Atau, yang membuat siapa pun sejenak mengernyit lalu tersenyum sesudah berhasil mencerna komentar “Dan bola pun meninggalkan lapangan lalu jatuh di pangkuan Desi Ratnasari, saudara-saudara” setelah bola terbang dan mendarat di tenda biru milik salah seorang pedagang mi ayam di balik pagar seng sana. Dan tentu perumpamaan-perumpamaan yahud seperti “tendangan sabit”, “merujak pertahanan lawan”, “mengiris-iris sisi kanan pertahanan lawan”, “kiper bertangan ketan” (lantaran lengket), “gocekan yang ulet seperti jenang”, dan sebagainya.
Saya beruntung tinggal di kota kecil yang dikepung desa-desa kabupaten sekitar. Hingga setidaknya, dulu, ketika lapangan-lapangan sepakbola belum berubah menjadi perumahan dan pabrik, juga kala sepakbola masih dilakukan di atas lapangan berumput–bukan di lantai semen atau kayu atau rumput sintetis–serta anak-anak muda masih memiliki waktu luang lantaran belum tersedot kerja-kerja sif atau tumpukan tugas-tugas sekolah, saya sempat akrab dengan pertandingan-pertandingan tarkam. Selain komentar-komentar ajaib tadi, saya saksikan pula polah-polah ganjil dari pemain mau pun para pendukungnya.
Kurang ganjil apa ketika sesaat sebelum pertandingan dimulai, seluruh anggota tim melipir ke semak-semak demi membalik sempak yang mereka pakai. Tentu itu atas perintah dukun. Juga ulah perangkat tim yang mengolesi tiang gawang dengan minyak babi sesaat sebelum adu penalti, mengencingi garis gawang sebelum pertandingan dimulai, atau kiper yang selain sibuk menjaga gawang juga ribet membersihkan letong tinggalan sapi yang merumput siang tadi.

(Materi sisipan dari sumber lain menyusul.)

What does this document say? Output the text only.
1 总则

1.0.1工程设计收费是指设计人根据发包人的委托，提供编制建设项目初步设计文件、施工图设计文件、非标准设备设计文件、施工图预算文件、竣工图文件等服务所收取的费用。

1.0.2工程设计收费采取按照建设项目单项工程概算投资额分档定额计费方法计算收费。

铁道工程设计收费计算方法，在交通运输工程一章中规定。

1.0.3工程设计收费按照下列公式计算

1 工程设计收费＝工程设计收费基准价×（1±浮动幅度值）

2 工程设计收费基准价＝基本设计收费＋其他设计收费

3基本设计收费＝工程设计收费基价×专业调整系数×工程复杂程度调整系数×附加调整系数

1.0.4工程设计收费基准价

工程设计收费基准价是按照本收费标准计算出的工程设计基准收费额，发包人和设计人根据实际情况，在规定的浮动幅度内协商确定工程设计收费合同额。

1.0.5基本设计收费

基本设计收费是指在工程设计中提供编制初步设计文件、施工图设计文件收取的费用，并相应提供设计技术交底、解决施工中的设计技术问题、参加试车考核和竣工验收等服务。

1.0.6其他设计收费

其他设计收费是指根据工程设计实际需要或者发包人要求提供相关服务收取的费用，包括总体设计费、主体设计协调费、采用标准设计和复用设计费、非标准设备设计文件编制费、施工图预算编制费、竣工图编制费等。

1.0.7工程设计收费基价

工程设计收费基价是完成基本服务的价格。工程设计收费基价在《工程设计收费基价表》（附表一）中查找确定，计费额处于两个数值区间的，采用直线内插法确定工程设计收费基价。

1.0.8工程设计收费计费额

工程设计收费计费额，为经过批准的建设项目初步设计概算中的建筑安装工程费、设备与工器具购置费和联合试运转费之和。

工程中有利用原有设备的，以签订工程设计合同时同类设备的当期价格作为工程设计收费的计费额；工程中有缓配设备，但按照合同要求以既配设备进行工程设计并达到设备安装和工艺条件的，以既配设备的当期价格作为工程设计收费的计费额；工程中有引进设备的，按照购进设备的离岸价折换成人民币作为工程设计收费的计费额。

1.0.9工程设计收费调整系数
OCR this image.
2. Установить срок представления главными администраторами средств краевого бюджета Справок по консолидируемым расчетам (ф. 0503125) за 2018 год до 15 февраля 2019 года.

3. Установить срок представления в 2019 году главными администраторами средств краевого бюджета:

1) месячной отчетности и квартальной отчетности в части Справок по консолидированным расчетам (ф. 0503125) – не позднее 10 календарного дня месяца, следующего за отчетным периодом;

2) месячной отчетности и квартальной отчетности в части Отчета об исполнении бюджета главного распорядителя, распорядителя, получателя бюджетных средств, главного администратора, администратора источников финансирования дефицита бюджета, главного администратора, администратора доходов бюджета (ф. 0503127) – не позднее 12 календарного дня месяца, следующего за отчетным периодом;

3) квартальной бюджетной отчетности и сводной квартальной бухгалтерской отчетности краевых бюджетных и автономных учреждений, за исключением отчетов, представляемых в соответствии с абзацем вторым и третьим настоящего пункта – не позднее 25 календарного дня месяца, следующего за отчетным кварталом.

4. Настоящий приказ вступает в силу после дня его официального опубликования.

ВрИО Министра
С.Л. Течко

Barangkali Anda yang tinggal di kota besar tak mengalaminya. Namun, jika Anda pernah menjadi penggemar tayangan sepakbola nasional pada masa jaya TVRI hingga masa awal stasiun televisi swasta, saya rasa tak perlu kelewat berciut hati. Paling tidak, Anda pasti intim dengan ungkapan-ungkapan yang kelak menjadi semacam pakem bagi komentator sepakbola negeri ini. Seperti “apa yang terjadi, Saudara-saudara?”, “hampir saja”, “maksud hati”, “umpan tanggung”, “terlalu deras, Bung”, “membombardir pertahanan lawan”, “cita-cita yang terlampau tinggi”, “tendangan geledek”, “salah pengertian”, dan sebagainya yang bisa Anda daftar sendiri seusai membaca tulisan remeh ini.

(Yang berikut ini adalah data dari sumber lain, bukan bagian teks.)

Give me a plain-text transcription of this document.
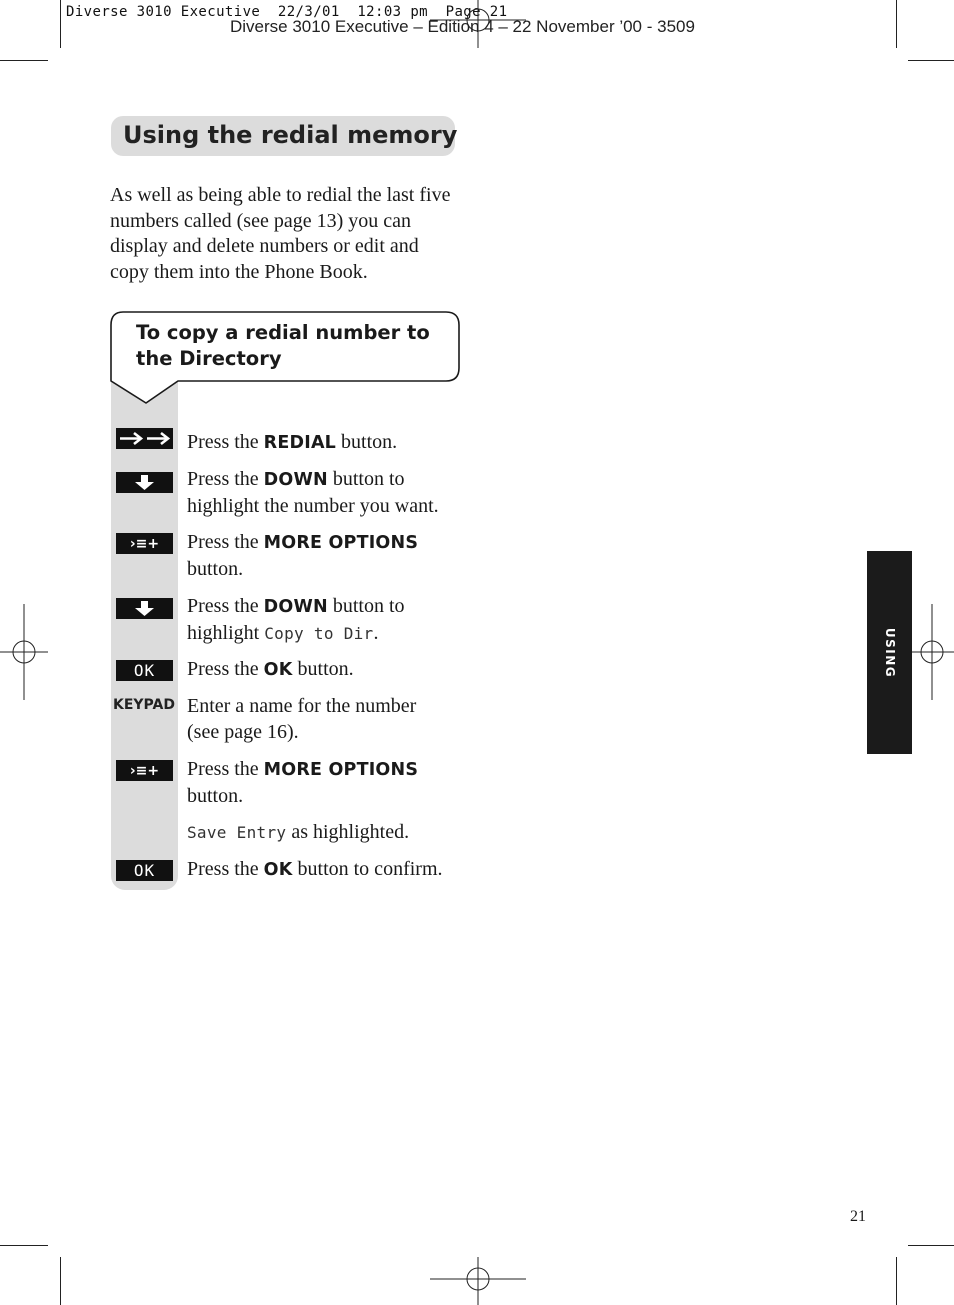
Diverse 3010 Executive – Edition 4 – 22 November ’00 - 3509
Diverse 3010 Executive  22/3/01  12:03 pm  Page 21
Using the redial memory
As well as being able to redial the last five numbers called (see page 13) you can display and delete numbers or edit and copy them into the Phone Book.
To copy a redial number to the Directory
›≡+
OK
KEYPAD
›≡+
OK
Press the REDIAL button.
Press the DOWN button to highlight the number you want.
Press the MORE OPTIONS button.
Press the DOWN button to highlight Copy to Dir.
Press the OK button.
Enter a name for the number (see page 16).
Press the MORE OPTIONS button.
Save Entry as highlighted.
Press the OK button to confirm.
USING
21
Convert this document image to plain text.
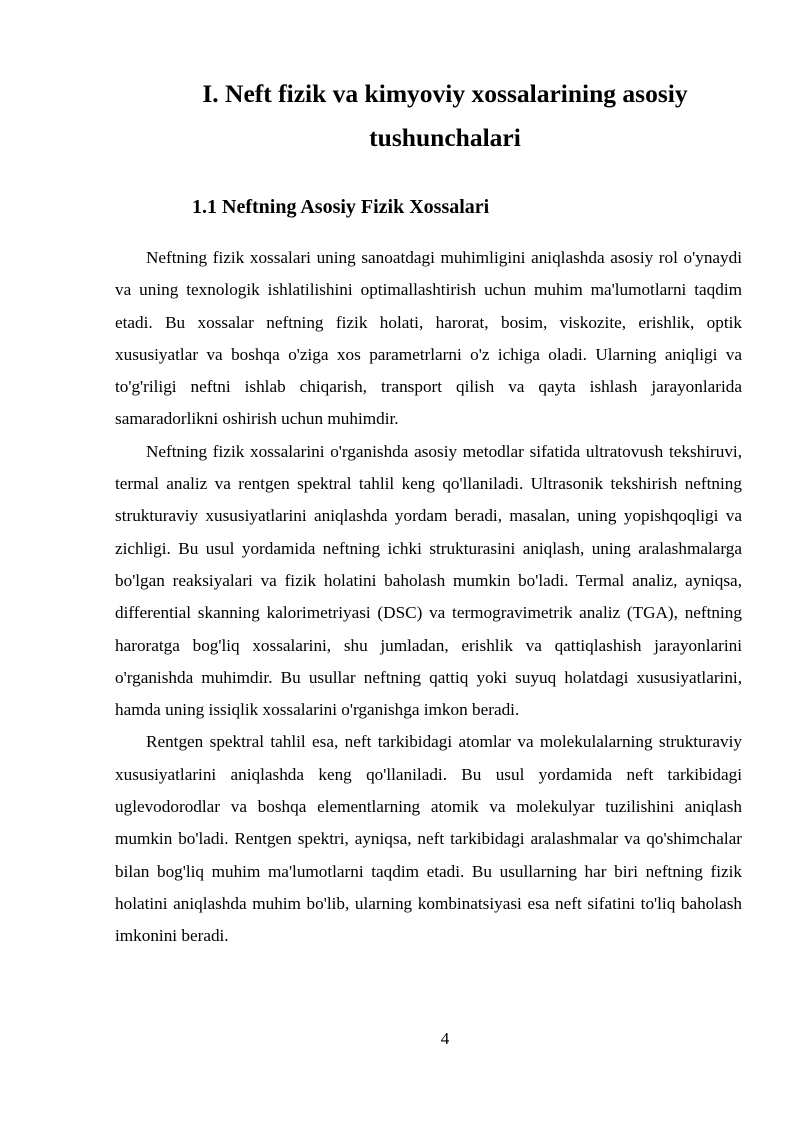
I. Neft fizik va kimyoviy xossalarining asosiy tushunchalari
1.1 Neftning Asosiy Fizik Xossalari

Neftning fizik xossalari uning sanoatdagi muhimligini aniqlashda asosiy rol o'ynaydi va uning texnologik ishlatilishini optimallashtirish uchun muhim ma'lumotlarni taqdim etadi. Bu xossalar neftning fizik holati, harorat, bosim, viskozite, erishlik, optik xususiyatlar va boshqa o'ziga xos parametrlarni o'z ichiga oladi. Ularning aniqligi va to'g'riligi neftni ishlab chiqarish, transport qilish va qayta ishlash jarayonlarida samaradorlikni oshirish uchun muhimdir.

Neftning fizik xossalarini o'rganishda asosiy metodlar sifatida ultratovush tekshiruvi, termal analiz va rentgen spektral tahlil keng qo'llaniladi. Ultrasonik tekshirish neftning strukturaviy xususiyatlarini aniqlashda yordam beradi, masalan, uning yopishqoqligi va zichligi. Bu usul yordamida neftning ichki strukturasini aniqlash, uning aralashmalarga bo'lgan reaksiyalari va fizik holatini baholash mumkin bo'ladi. Termal analiz, ayniqsa, differential skanning kalorimetriyasi (DSC) va termogravimetrik analiz (TGA), neftning haroratga bog'liq xossalarini, shu jumladan, erishlik va qattiqlashish jarayonlarini o'rganishda muhimdir. Bu usullar neftning qattiq yoki suyuq holatdagi xususiyatlarini, hamda uning issiqlik xossalarini o'rganishga imkon beradi.

Rentgen spektral tahlil esa, neft tarkibidagi atomlar va molekulalarning strukturaviy xususiyatlarini aniqlashda keng qo'llaniladi. Bu usul yordamida neft tarkibidagi uglevodorodlar va boshqa elementlarning atomik va molekulyar tuzilishini aniqlash mumkin bo'ladi. Rentgen spektri, ayniqsa, neft tarkibidagi aralashmalar va qo'shimchalar bilan bog'liq muhim ma'lumotlarni taqdim etadi. Bu usullarning har biri neftning fizik holatini aniqlashda muhim bo'lib, ularning kombinatsiyasi esa neft sifatini to'liq baholash imkonini beradi.

4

Lebih-lebih jika Anda tergolong hardimeners yang tega membatalkan janji begitu tahu yang menjadi komentator pertandingan di sebuah sore adalah Bung Hardimen Koto. Tentu, lekat di ingatan teriakan legendaris si Bung begitu Salim Alaydrus, yang ketika itu membela Persib Bandung, membobol gawang Ulsan Hyundai: “Cap jaguuuuung!” Juga ucapan melebih-lebihkan-namun-asyik seperti “tendangan yang berpotensi mengganggu penerbangan domestik” setelah bola membubung tinggi di atas gawang. Atau sindiran pedih macam “gerakan yang berhasil menipu kawan sendiri”. Dan yang hingga kini masih membikin saya misuh ketika teringat ialah “sodok from behind”. Ampun reog, Bung Hardimen! Aku bocahmu!
Sementara itu, dari jagat televisi kekinian, belakangan populer teriakan “ahay” dari Bung Hadi Gunawan dan “jebret” dari Bung Valentino Simanjuntak. Bagi beberapa orang, barangkali dua barang baru ini melegakan. Namun, bagi saya ini firasat buruk.
Menurut saya, dibandingkan ungkapan-ungkapan ajaib milik para komentator tarkam ataupun, katakanlah, Bung Hardimen Koto, “ahay” dan “jebret” terdengar biasa. Dua barang baru ini menjadi populer lantaran dunia perkomentatoran selama ini begitu-begitu saja. Tak ada kebaruan. Mandek. Alih-alih berdaya cipta tinggi, yang muncul adalah kata-kata serapan dan istilah-istilah teknis dari bahasa Inggris dalam takaran menelerkan hingga membuat kuping sempoyongan. Sampai-sampai ada kalanya saya curiga, apakah kini selain berperan di video klip lagu “Tahu Bulat”, Vicky Prasetyo juga menyambi menjadi komentator sepakbola?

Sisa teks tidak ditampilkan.